Irmão de Nega Pataxó e sobrevivente do conflito na fazenda Inhuma, o cacique Nailton Muniz Pataxó, 78 anos, lamentou a soltura dos suspeitos. “Hoje a nossa comunidade se sente revoltada ao saber dessa notícia, dessa informação tão triste. Os Pataxós Hã-Hã-Hãe e outros Pataxós estão temendo o que pode acontecer daqui pra frente. A nossa comunidade vem sofrendo vários tipos de ataques e hoje estamos aqui repudiando essas ações”, lamentou.

Cacique Nailton reclama das sequelas após o conflito e o abandono em que os Pataxó Hã-Hã-Hãe teriam sido deixados. “Quando mataram minha irmã, fui visitado no hospital pela ministra Sonia Guajajara, pela presidente da Funai [Joenia Wapichana], pela Polícia Federal e pela Polícia Militar. Depois disso não apareceu ninguém, até hoje não me deram satisfação de nada.”

Segundo a assessoria de comunicação do Tribunal Regional Federal da 1ª Região, o processo de José Eugênio Fernandes Amoedo está com o prazo aberto para alegações finais até 6 de setembro e então a juíza terá dez dias para decidir se o réu será submetido a júri ou absolvido. O Ministério Público Federal (MPF) ainda não apresentou denúncia contra Antônio Carlos Santana Silva. A Agência Pública questionou o órgão sobre o assunto, mas ainda não recebeu retorno.

A Pública procurou também Funai, MPI, governo da Bahia e as defesas de José Eugênio Fernandes Amoedo e Antônio Carlos Santana Silva, mas não obteve resposta até o momento. Este espaço será atualizado em caso de manifestação.

Invasão Zero

O político e agropecuarista Luiz Uaquim é um dos fundadores do Invasão Zero e nega ter liderado a ação que terminou com a morte de Nega Pataxó. “Quem fez o recrutamento foi um pessoal de Itapetinga e de Potiraguá que pediu ao movimento pra divulgar pelo WhatsApp. Não foi o Invasão Zero que coordenou a ação. Nosso movimento foi criado para pressionar o Estado a reagir contra as invasões. Nossas ações se mantêm dentro da lei.”

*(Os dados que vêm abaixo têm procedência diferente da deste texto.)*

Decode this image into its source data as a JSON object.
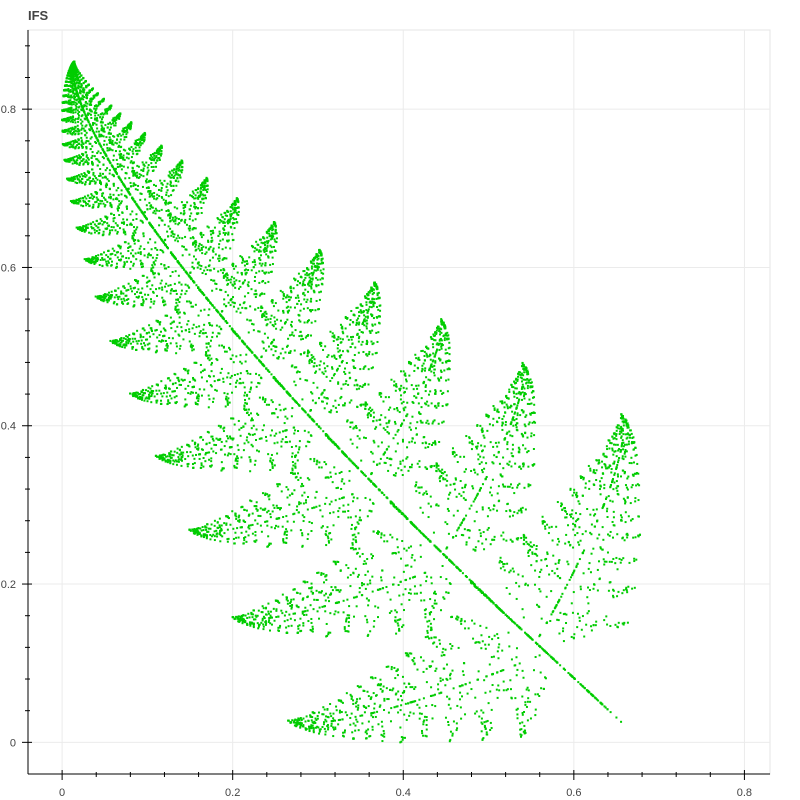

O movimento nasceu em março de 2023, com o objetivo de impedir a ocupação da fazenda Ouro Verde, em Santa Luzia (BA), e promove ações de desocupação sem ordem judicial com base no conceito do desforço imediato, descrito no artigo 1.210 do Código Civil, que prevê que “o possuidor turbado, ou esbulhado, poderá manter-se ou restituir-se por sua própria força, contanto que o faça logo”, mas também que “os atos de defesa, ou de desforço, não podem ir além do indispensável à manutenção, ou restituição da posse” – o que torna ações armadas injustificáveis. 

Os ruralistas conseguiram criar uma frente parlamentar de mesmo nome no Congresso, que contou com a presença do ex-presidente Jair Bolsonaro e contabiliza adesão de aproximadamente 200 congressistas.